Nell’art. 10-ter, di cui è evidente la matrice colta, è indicato analiticamente il contenuto del principio: il procedimento tributario bilancia i diritti del contribuente e la protezione dell’interesse alla percezione dei tributi (comma 1), quindi l’azione amministrativa deve (comma 2) essere necessaria, non eccedente rispetto ai fini, adeguata nel senso che non deve comprimere diritti e libertà dei contribuenti oltre quanto strettamente necessario; il fatto che l’azione amministrativa si diriga verso casi di elusione o di evasione fiscale non esonera l’autorità dal rispetto del principio.
Le manifestazioni del principio sono agevolmente rinvenibili nella casistica giurisprudenziale e nell’analisi dottrinale: ad esempio, nella scelta del mezzo istruttorio meno invasivo, e nella progressività dei poteri di indagine; nella modalità di controllo, soprattutto quando esso avviene mediante indagine presso il contribuente (durata della verifica, analisi dei documenti fuori dagli uffici aziendali); nei limiti alla reiterazione degli atti; nei limiti alle norme che prevederebbero, in teoria, rigide preclusioni per la produzione di documenti non tempestivamente forniti all’amministrazione su sua richiesta; nel divieto di richiesta di documenti già posseduti dall’Amministrazione finanziaria o agevolmente alla sua portata.
Meno agevole affermare la proporzionalità in relazione al contenuto degli atti di accertamento, poiché vi osta la natura vincolata dell’atto; e tuttavia, ogni volta che il metodo di accertamento sia fortemente presuntivo, o abbia carattere parasanzionatorio, il principio riemerge in tutta la sua forza e utilità, riportando a ragionevolezza le determinazioni della base imponibile (il punto sarà centrale, a proposito del concordato preventivo biennale e delle future applicazioni dell’intelligenza artificiale).
Dall’elencazione che precede si coglie che l’art. 10-ter (rafforzato dal comma 3-bis dell’art. 1) costituirà un metro di giudizio costante e immanente, rispetto ad un’azione amministrativa regolata da norme specifiche che, sui temi indicati in precedenza, sono rimaste sostanzialmente immutate.
Perché abbia un’effettiva applicazione, il principio di proporzionalità potrà condurre all’annullamento totale o parziale degli atti impositivi che risultino inadeguati, sbilanciati, frutto di compressione ingiustificata dei diritti del contribuente.

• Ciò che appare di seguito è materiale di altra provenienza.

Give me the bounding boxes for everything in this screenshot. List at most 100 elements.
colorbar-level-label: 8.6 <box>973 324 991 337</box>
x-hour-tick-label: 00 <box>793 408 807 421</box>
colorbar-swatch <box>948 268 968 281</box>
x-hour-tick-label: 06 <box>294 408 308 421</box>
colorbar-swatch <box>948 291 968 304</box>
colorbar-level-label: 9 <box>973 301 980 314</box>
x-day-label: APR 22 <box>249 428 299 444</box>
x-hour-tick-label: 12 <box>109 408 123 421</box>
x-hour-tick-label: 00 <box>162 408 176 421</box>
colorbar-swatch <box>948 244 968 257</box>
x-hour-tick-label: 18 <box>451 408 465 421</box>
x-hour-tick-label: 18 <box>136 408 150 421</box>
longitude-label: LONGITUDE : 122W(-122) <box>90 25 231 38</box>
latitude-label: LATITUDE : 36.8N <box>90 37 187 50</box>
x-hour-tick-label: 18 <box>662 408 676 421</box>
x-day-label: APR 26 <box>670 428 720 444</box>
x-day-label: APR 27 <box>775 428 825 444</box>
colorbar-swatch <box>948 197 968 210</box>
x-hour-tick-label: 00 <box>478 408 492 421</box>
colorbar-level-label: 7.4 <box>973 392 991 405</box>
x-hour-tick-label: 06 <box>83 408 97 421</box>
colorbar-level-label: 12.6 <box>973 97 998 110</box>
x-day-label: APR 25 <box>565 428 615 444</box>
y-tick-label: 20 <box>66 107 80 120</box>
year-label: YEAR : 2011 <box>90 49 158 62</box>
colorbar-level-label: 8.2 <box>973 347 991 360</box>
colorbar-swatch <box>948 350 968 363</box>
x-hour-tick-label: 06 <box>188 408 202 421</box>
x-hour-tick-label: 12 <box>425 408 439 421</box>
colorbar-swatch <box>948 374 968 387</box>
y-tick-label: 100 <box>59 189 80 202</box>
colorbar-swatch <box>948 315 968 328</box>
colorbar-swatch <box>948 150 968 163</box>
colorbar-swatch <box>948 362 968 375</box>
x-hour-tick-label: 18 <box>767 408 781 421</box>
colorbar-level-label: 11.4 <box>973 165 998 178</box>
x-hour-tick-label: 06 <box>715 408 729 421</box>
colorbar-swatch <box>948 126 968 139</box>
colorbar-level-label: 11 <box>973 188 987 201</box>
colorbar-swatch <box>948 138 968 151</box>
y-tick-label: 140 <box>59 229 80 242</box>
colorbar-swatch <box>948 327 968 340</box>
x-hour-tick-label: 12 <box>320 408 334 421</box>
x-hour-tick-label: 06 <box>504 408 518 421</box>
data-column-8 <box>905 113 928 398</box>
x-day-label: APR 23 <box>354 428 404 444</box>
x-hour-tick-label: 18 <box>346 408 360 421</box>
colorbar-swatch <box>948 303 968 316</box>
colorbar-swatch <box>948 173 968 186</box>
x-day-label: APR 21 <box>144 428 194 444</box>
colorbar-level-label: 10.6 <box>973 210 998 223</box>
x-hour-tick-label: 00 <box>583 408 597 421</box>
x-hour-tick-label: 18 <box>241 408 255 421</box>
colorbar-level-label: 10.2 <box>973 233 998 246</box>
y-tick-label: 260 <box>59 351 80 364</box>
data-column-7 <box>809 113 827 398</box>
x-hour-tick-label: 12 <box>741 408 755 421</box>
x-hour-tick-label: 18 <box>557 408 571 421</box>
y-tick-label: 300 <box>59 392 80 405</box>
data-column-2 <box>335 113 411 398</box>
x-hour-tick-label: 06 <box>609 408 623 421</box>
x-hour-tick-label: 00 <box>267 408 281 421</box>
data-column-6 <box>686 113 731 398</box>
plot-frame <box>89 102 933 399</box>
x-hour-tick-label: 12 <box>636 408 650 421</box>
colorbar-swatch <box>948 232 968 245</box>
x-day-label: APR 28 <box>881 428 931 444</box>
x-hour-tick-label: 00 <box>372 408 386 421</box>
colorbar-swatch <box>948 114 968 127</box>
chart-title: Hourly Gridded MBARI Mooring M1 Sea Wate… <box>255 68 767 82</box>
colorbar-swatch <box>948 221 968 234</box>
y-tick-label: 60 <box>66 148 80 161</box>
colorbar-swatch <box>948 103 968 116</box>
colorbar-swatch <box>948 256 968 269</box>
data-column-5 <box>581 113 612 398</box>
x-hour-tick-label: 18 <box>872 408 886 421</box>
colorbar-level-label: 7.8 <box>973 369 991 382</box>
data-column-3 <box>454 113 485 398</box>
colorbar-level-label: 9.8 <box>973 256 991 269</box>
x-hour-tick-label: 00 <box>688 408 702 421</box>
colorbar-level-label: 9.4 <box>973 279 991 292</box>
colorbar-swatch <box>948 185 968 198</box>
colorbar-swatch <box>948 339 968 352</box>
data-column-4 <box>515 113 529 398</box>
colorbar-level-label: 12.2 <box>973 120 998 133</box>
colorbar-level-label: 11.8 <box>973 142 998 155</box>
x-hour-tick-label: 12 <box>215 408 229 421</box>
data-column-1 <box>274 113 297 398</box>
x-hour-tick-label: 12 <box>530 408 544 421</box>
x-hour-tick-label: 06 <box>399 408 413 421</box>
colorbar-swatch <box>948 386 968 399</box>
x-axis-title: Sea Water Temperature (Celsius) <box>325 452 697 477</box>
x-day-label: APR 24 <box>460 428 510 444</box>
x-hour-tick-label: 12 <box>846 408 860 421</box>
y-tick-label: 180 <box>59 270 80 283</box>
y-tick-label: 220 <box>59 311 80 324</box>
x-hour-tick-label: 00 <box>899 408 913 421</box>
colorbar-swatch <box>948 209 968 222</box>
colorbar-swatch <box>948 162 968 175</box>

Sarebbe forse stato preferibile un intervento – peraltro non agevole – del legislatore a correzione delle disposizioni di legge più facilmente idonee ad un uso sproporzionato da parte dell’Amministrazione finanziaria; ma, poiché questa strada non è stata seguita, la via per dare concreta efficacia alla riforma è quella di affermare, sin da oggi e in futuro, un valore preminente dei principi statutari; se Amministrazione finanziaria e giurisprudenza (e forse anche il contribuente, il quale non resta del tutto estraneo all’applicazione del principio di proporzionalità) non avranno la volontà e/o la capacità di assicurare questa preminenza, la riforma risulterebbe di mera facciata.